Higher Education Minister Blade Nzimande says government policy is there should be free higher education for poor, not for everyone

THE government has plans to provide free higher education for the poor, but it is hamstrung by the lack of financial resources, Higher Education Minister Blade Nzimande said on Wednesday.

"A plan without funds is sterile," Mr Nzimande told MPs during a briefing in Parliament on Wednesday.

Mr Nzimande said government policy is that there should be free higher education for the poor, not for everyone.

"The country cannot afford free education for everyone ... wealthy students must pay because they have an economic advantage. If there is money free higher education will be feasible," said Mr Nzimande.
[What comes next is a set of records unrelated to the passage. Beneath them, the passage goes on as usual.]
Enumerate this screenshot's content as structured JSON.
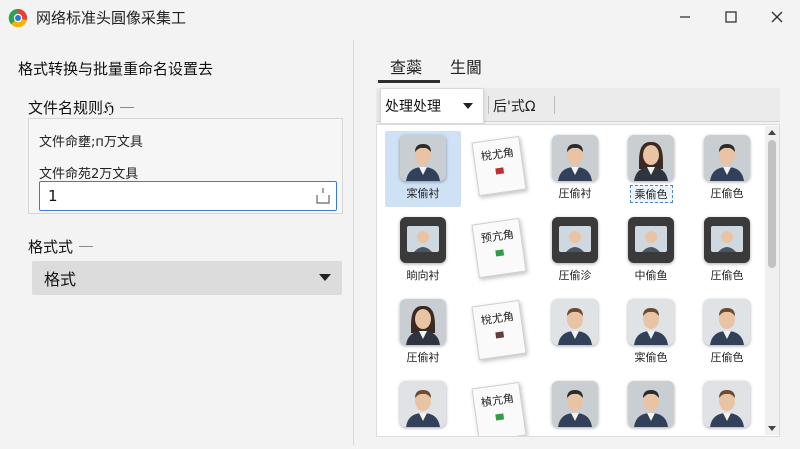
{
  "window": {
    "title": "网络标准头圓像采集工"
  },
  "left": {
    "title": "格式转换与批量重命名设置去",
    "name_rules_label": "文件名规则ℌ",
    "rule_line1": "文件命壅;п万文具",
    "rule_line2": "文件命苑2万文具",
    "number_value": "1",
    "format_label": "格式式",
    "format_value": "格式"
  },
  "tabs": [
    {
      "label": "查蘂",
      "active": true
    },
    {
      "label": "生閫",
      "active": false
    }
  ],
  "toolbar": {
    "dropdown_value": "处理处理",
    "after_label": "后'式Ω"
  },
  "gallery": {
    "items": [
      {
        "type": "photo",
        "caption": "寀偷衬",
        "variant": "man-dark"
      },
      {
        "type": "card",
        "caption": "",
        "card_text": "梲尤角",
        "mark_color": "#c03030"
      },
      {
        "type": "photo",
        "caption": "圧偷衬",
        "variant": "man-dark"
      },
      {
        "type": "photo",
        "caption": "乘偷色",
        "variant": "woman"
      },
      {
        "type": "photo",
        "caption": "圧偷色",
        "variant": "man-dark"
      },
      {
        "type": "photo",
        "caption": "晌向衬",
        "variant": "tablet"
      },
      {
        "type": "card",
        "caption": "",
        "card_text": "预亢角",
        "mark_color": "#2f9e44"
      },
      {
        "type": "photo",
        "caption": "圧偷沴",
        "variant": "tablet"
      },
      {
        "type": "photo",
        "caption": "中偷鱼",
        "variant": "tablet"
      },
      {
        "type": "photo",
        "caption": "圧偷色",
        "variant": "tablet"
      },
      {
        "type": "photo",
        "caption": "圧偷衬",
        "variant": "woman"
      },
      {
        "type": "card",
        "caption": "",
        "card_text": "梲尤角",
        "mark_color": "#6a3a3a"
      },
      {
        "type": "photo",
        "caption": "",
        "variant": "man-light"
      },
      {
        "type": "photo",
        "caption": "寀偷色",
        "variant": "man-light"
      },
      {
        "type": "photo",
        "caption": "圧偷色",
        "variant": "man-light"
      },
      {
        "type": "photo",
        "caption": "",
        "variant": "man-light"
      },
      {
        "type": "card",
        "caption": "",
        "card_text": "楨亢角",
        "mark_color": "#2f9e44"
      },
      {
        "type": "photo",
        "caption": "",
        "variant": "man-dark"
      },
      {
        "type": "photo",
        "caption": "",
        "variant": "man-dark"
      },
      {
        "type": "photo",
        "caption": "",
        "variant": "man-light"
      }
    ]
  },
  "colors": {
    "accent": "#3b7bd4",
    "selection": "#cfe1f5"
  },
  "icons": [
    "app-icon",
    "minimize-icon",
    "maximize-icon",
    "close-icon",
    "chevron-down-icon",
    "spin-icon",
    "scroll-up-icon",
    "scroll-down-icon"
  ]
}
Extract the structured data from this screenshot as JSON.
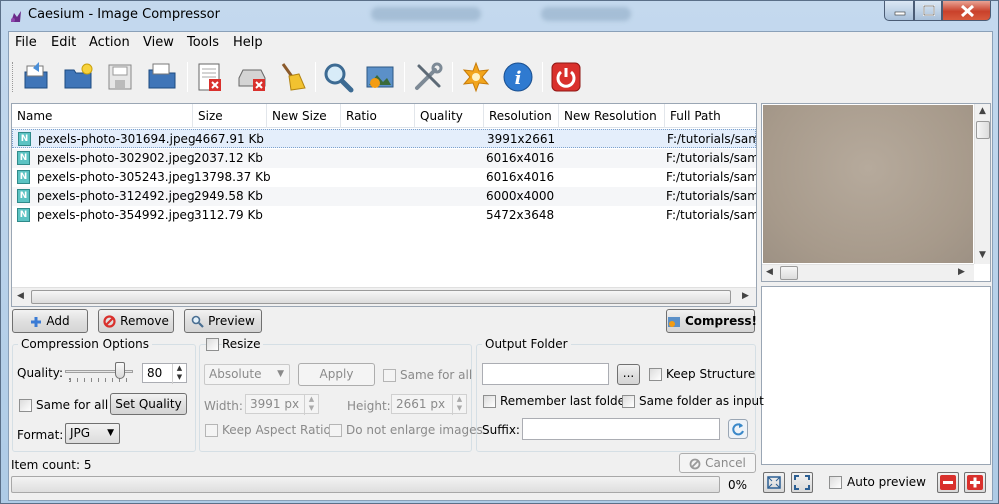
{
  "window": {
    "title": "Caesium - Image Compressor",
    "controls": {
      "minimize": "minimize",
      "maximize": "maximize",
      "close": "close"
    }
  },
  "menu": [
    "File",
    "Edit",
    "Action",
    "View",
    "Tools",
    "Help"
  ],
  "toolbar": {
    "icons": [
      "open-files-icon",
      "open-folder-icon",
      "save-list-icon",
      "save-as-icon",
      "remove-item-icon",
      "clear-list-icon",
      "clean-broom-icon",
      "search-icon",
      "preview-image-icon",
      "settings-tools-icon",
      "plugins-star-icon",
      "info-icon",
      "power-exit-icon"
    ]
  },
  "list": {
    "headers": [
      "Name",
      "Size",
      "New Size",
      "Ratio",
      "Quality",
      "Resolution",
      "New Resolution",
      "Full Path"
    ],
    "rows": [
      {
        "name": "pexels-photo-301694.jpeg",
        "size": "4667.91 Kb",
        "new_size": "",
        "ratio": "",
        "quality": "",
        "resolution": "3991x2661",
        "new_resolution": "",
        "path": "F:/tutorials/sam"
      },
      {
        "name": "pexels-photo-302902.jpeg",
        "size": "2037.12 Kb",
        "new_size": "",
        "ratio": "",
        "quality": "",
        "resolution": "6016x4016",
        "new_resolution": "",
        "path": "F:/tutorials/sam"
      },
      {
        "name": "pexels-photo-305243.jpeg",
        "size": "13798.37 Kb",
        "new_size": "",
        "ratio": "",
        "quality": "",
        "resolution": "6016x4016",
        "new_resolution": "",
        "path": "F:/tutorials/sam"
      },
      {
        "name": "pexels-photo-312492.jpeg",
        "size": "2949.58 Kb",
        "new_size": "",
        "ratio": "",
        "quality": "",
        "resolution": "6000x4000",
        "new_resolution": "",
        "path": "F:/tutorials/sam"
      },
      {
        "name": "pexels-photo-354992.jpeg",
        "size": "3112.79 Kb",
        "new_size": "",
        "ratio": "",
        "quality": "",
        "resolution": "5472x3648",
        "new_resolution": "",
        "path": "F:/tutorials/sam"
      }
    ],
    "file_icon_glyph": "N"
  },
  "actions": {
    "add": "Add",
    "remove": "Remove",
    "preview": "Preview",
    "compress": "Compress!"
  },
  "compression": {
    "title": "Compression Options",
    "quality_label": "Quality:",
    "quality_value": "80",
    "same_for_all": "Same for all",
    "set_quality": "Set Quality",
    "format_label": "Format:",
    "format_value": "JPG"
  },
  "resize": {
    "title": "Resize",
    "mode": "Absolute",
    "apply": "Apply",
    "same_for_all": "Same for all",
    "width_label": "Width:",
    "width_value": "3991 px",
    "height_label": "Height:",
    "height_value": "2661 px",
    "keep_aspect": "Keep Aspect Ratio",
    "no_enlarge": "Do not enlarge images"
  },
  "output": {
    "title": "Output Folder",
    "folder_value": "",
    "browse": "...",
    "keep_structure": "Keep Structure",
    "remember_last": "Remember last folder",
    "same_folder": "Same folder as input",
    "suffix_label": "Suffix:",
    "suffix_value": ""
  },
  "status": {
    "item_count": "Item count: 5",
    "cancel": "Cancel",
    "progress_percent": "0%",
    "progress_value": 0
  },
  "preview": {
    "auto_preview": "Auto preview"
  },
  "colors": {
    "title_bar": "#c4d9ee",
    "selection": "#e4eefb",
    "close_red": "#c9412b",
    "accent_blue": "#3a7bd5"
  }
}
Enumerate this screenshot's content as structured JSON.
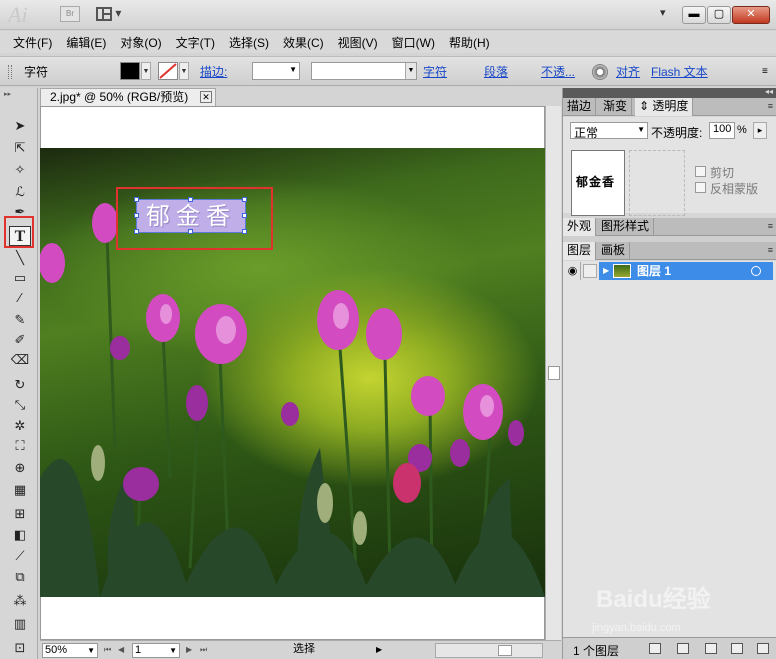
{
  "titlebar": {
    "app_logo": "Ai",
    "bridge_label": "Br"
  },
  "menubar": [
    "文件(F)",
    "编辑(E)",
    "对象(O)",
    "文字(T)",
    "选择(S)",
    "效果(C)",
    "视图(V)",
    "窗口(W)",
    "帮助(H)"
  ],
  "controlbar": {
    "type_label": "字符",
    "stroke_label": "描边:",
    "char_link": "字符",
    "para_link": "段落",
    "opacity_link": "不透...",
    "align_link": "对齐",
    "flash_link": "Flash 文本"
  },
  "document": {
    "tab_title": "2.jpg* @ 50% (RGB/预览)",
    "artwork_text": "郁金香"
  },
  "statusbar": {
    "zoom": "50%",
    "page": "1",
    "status": "选择"
  },
  "panels": {
    "top_tabs": [
      "描边",
      "渐变",
      "透明度"
    ],
    "blend_mode": "正常",
    "opacity_label": "不透明度:",
    "opacity_value": "100",
    "opacity_unit": "%",
    "thumb_text": "郁金香",
    "clip_label": "剪切",
    "invert_label": "反相蒙版",
    "mid_tabs": [
      "外观",
      "图形样式"
    ],
    "layer_tabs": [
      "图层",
      "画板"
    ],
    "layer_name": "图层 1",
    "layer_count": "1 个图层"
  },
  "watermark": {
    "brand": "Baidu经验",
    "url": "jingyan.baidu.com"
  },
  "colors": {
    "selection_blue": "#3d8ce8",
    "highlight_red": "#e0332d",
    "close_red": "#c2391f"
  }
}
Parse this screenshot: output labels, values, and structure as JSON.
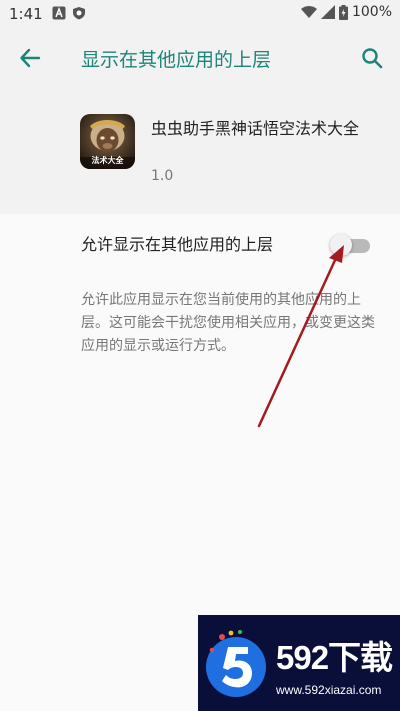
{
  "status_bar": {
    "time": "1:41",
    "battery": "100%"
  },
  "app_bar": {
    "title": "显示在其他应用的上层"
  },
  "app": {
    "name": "虫虫助手黑神话悟空法术大全",
    "version": "1.0",
    "icon_label": "法术大全"
  },
  "permission": {
    "label": "允许显示在其他应用的上层",
    "enabled": false,
    "description": "允许此应用显示在您当前使用的其他应用的上层。这可能会干扰您使用相关应用，或变更这类应用的显示或运行方式。"
  },
  "watermark": {
    "brand": "592下载",
    "url": "www.592xiazai.com"
  },
  "colors": {
    "accent": "#1e847a",
    "annotation_arrow": "#a51a1f"
  }
}
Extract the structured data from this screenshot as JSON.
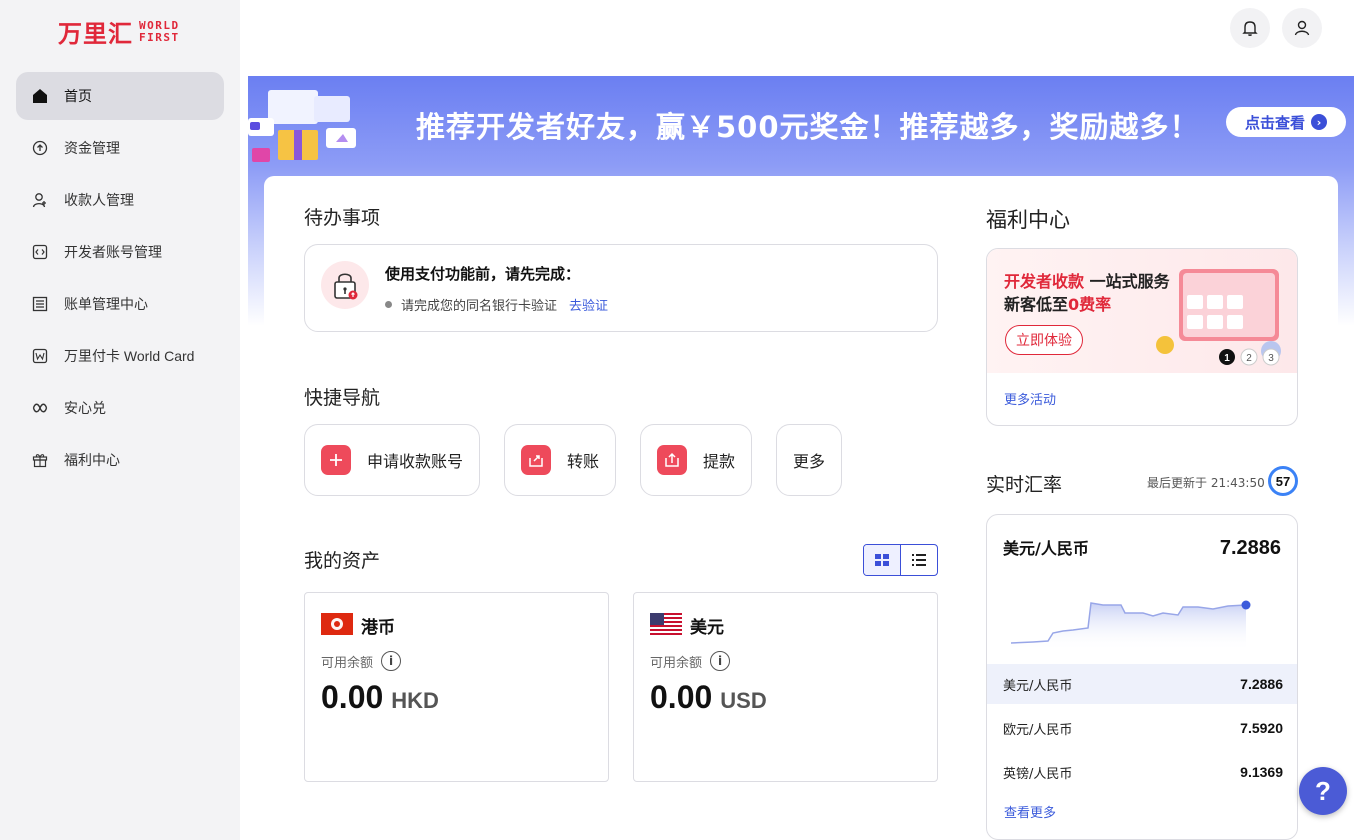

Mr Nzimande briefed the higher education and training portfolio committee on his department’s intervention plan to address student protests over university fees.

Chaotic scenes played out on campuses across the country recently as students protested over proposed fee hikes for 2015 and called for a moratorium on increases, as well as demanded free higher education.

Following days of intense protests, President Jacob Zuma on Friday announced that tuition fees would not increase in 2016. Universities now face a shortfall of about R3bn and the government is expected to provide details on Thursday on how the funding gap will be plugged.

Mr Nzimande said that it would be difficult for SA to implement free education because of its "system". He said Cuba, for example, had managed to introduce free education because it is a socialist state.

"Unfortunately we are not a socialist state ... most capitalist countries cannot fund free higher education because of the nature of their system," Mr Nzimande said.

The government needed money to implement free higher education, said Mr Nzimande, adding that about R37bn was required over the medium-term expenditure framework to fully fund all poor students.

"At the moment we are funding 16% of all undergraduates through the National Student Financial Aid Scheme (NSFAS). The indication is that 25.5% of students qualify for NSFAS," said the minister.

"The ideal scenario is that we increase the percentage of students we fund and (do so) at full cost ... We will need R37bn over the medium-term expenditure framework in 2011 rand value, which means this figure is higher now," said Mr Nzimande.

During a snap debate in Parliament on Tuesday Mr Nzimande suggested that the rich should be taxed to fund higher education.

Mr Zuma reportedly said on Tuesday that free university education is possible.

"It’s possible, but … you (cannot) do (it) overnight," the president was quoted as saying.